Biden’s election in 2020 meant that there would be a new top federal prosecutor in Menendez’s home state. And, prosecutors say in the indictment, Menendez took notice, trying to wield his influence to install someone malleable. In particular, Menendez wanted to put an end to the prosecution of Fred Daibes, a real estate developer who palled around with Wael Hana and who raised funds for Mendendez’s campaign.

Daibes had been facing federal conspiracy charges first filed in 2018.

Daibes allegedly bribed Menendez and his wife with gold bars, envelopes of cash, and a recliner for Menendez himself so that the senator would try to call off the prosecution.

In December 2020, prosecutors say, Menendez met with one option for U.S. Attorney for the District of New Jersey, who was later nominated and confirmed. Menendez brought up the Daibes case during the meeting, and purportedly said he hoped the prospective nominee would “look into” the matter.

Afterwards, the prospective nominee purportedly told Menendez that he would likely have to recuse from the Daibes case, if confirmed, due to a case he had worked on which involved Daibes while in private practice. Menendez allegedly replied that he would not recommend the prospective nominee’s appointment to the White House, and would go with someone else.

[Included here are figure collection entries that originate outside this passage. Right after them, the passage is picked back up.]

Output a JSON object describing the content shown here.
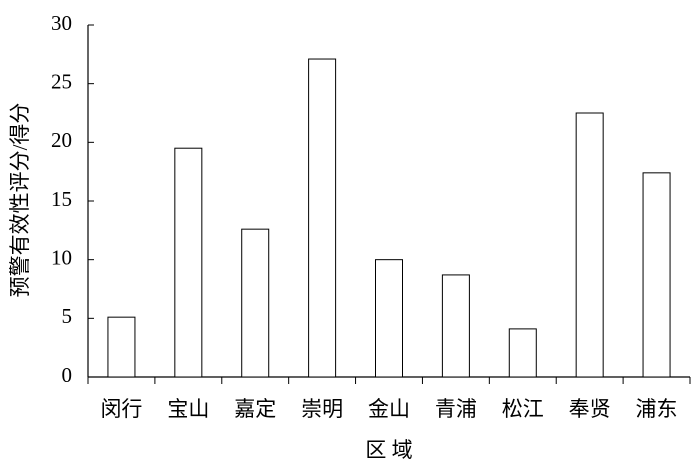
{
  "chart_data": {
    "type": "bar",
    "x_label": "区 域",
    "y_label": "预警有效性评分/得分",
    "categories": [
      "闵行",
      "宝山",
      "嘉定",
      "崇明",
      "金山",
      "青浦",
      "松江",
      "奉贤",
      "浦东"
    ],
    "values": [
      5.1,
      19.5,
      12.6,
      27.1,
      10.0,
      8.7,
      4.1,
      22.5,
      17.4
    ],
    "color": "#ffffff",
    "ylim": [
      0,
      30
    ],
    "yticks": [
      0,
      5,
      10,
      15,
      20,
      25,
      30
    ],
    "grid": false
  }
}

Menendez instead recommended someone who, prosecutors say, Daibes believed would be “sympathetic,” but the White House went with the initial prospective nominee.

Throughout, prosecutors said, Daibes was feeding gold bars and other benefits to the Menendezes. At one point, Menendez himself allegedly searched “how much is one kilo of gold worth” online, while Nadine sold two of the gold bars to a jeweler.

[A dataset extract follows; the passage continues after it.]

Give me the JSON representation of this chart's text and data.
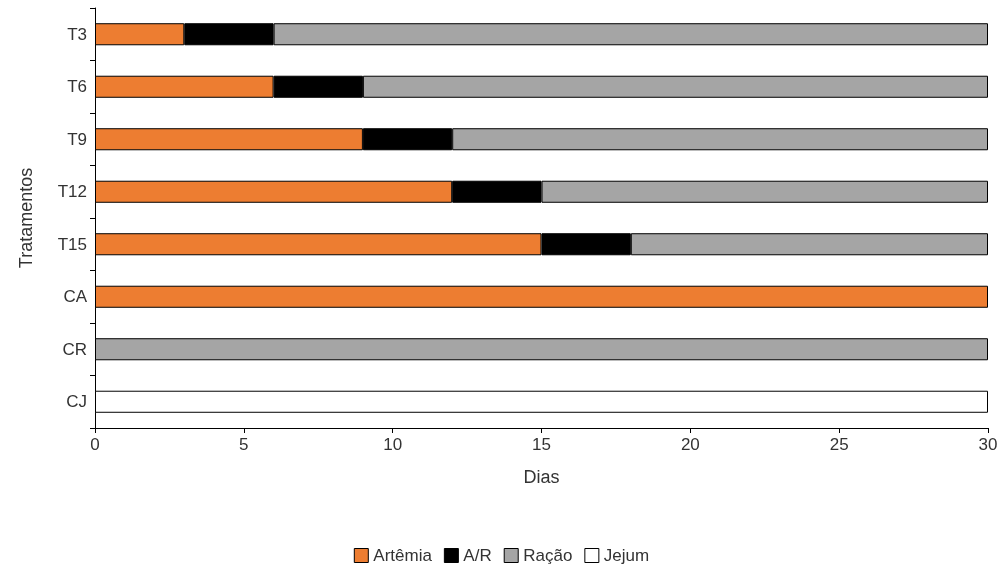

An unnamed “advisor” persuaded Menendez that the initial nominee might not have to recuse from the Daibes case, and Menendez then recommended his nomination to the White House.

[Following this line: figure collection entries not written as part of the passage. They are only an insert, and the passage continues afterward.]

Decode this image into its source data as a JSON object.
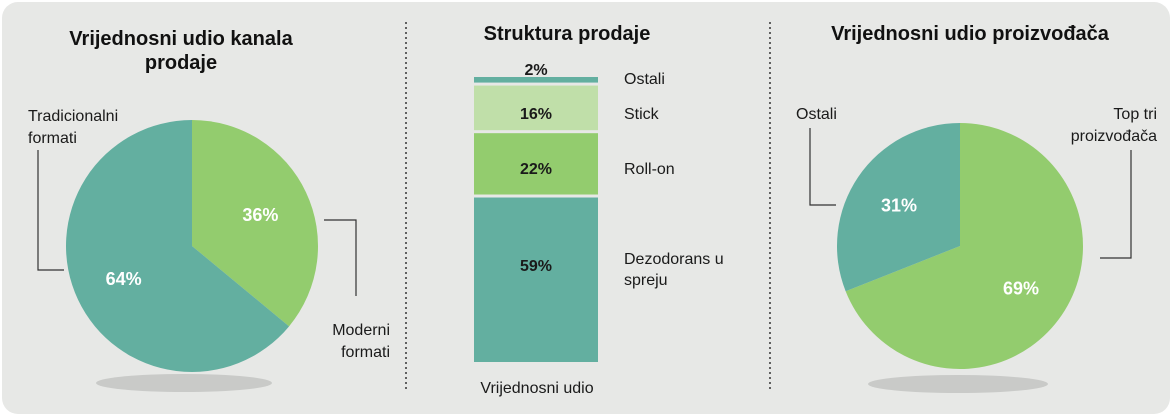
{
  "colors": {
    "background": "#e7e8e6",
    "teal": "#63afa0",
    "green": "#93cc6e",
    "light_green": "#c0dfa9",
    "shadow": "#c9cac8",
    "divider": "#333333"
  },
  "chart_data": [
    {
      "type": "pie",
      "title_lines": [
        "Vrijednosni udio kanala",
        "prodaje"
      ],
      "slices": [
        {
          "label_lines": [
            "Moderni",
            "formati"
          ],
          "value": 36,
          "display": "36%",
          "color": "#93cc6e"
        },
        {
          "label_lines": [
            "Tradicionalni",
            "formati"
          ],
          "value": 64,
          "display": "64%",
          "color": "#63afa0"
        }
      ]
    },
    {
      "type": "bar",
      "stacked": true,
      "title": "Struktura prodaje",
      "xlabel": "Vrijednosni udio",
      "segments": [
        {
          "label_lines": [
            "Dezodorans u",
            "spreju"
          ],
          "value": 59,
          "display": "59%",
          "color": "#63afa0"
        },
        {
          "label_lines": [
            "Roll-on"
          ],
          "value": 22,
          "display": "22%",
          "color": "#93cc6e"
        },
        {
          "label_lines": [
            "Stick"
          ],
          "value": 16,
          "display": "16%",
          "color": "#c0dfa9"
        },
        {
          "label_lines": [
            "Ostali"
          ],
          "value": 2,
          "display": "2%",
          "color": "#63afa0"
        }
      ]
    },
    {
      "type": "pie",
      "title_lines": [
        "Vrijednosni udio proizvođača"
      ],
      "slices": [
        {
          "label_lines": [
            "Top tri",
            "proizvođača"
          ],
          "value": 69,
          "display": "69%",
          "color": "#93cc6e"
        },
        {
          "label_lines": [
            "Ostali"
          ],
          "value": 31,
          "display": "31%",
          "color": "#63afa0"
        }
      ]
    }
  ]
}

But after that, prosecutors write, DOJ officials “recused” the New Jersey federal prosecutor from the case. Menendez purportedly told the unnamed “advisor” to ask him why that had hapened, and spoke directly with the prosecutor’s deputy, who had assumed responsibility for the case.

Prosecutors write that Menendez’s contacts never made it to the prosecution team itself. Daibes pleaded guilty last year.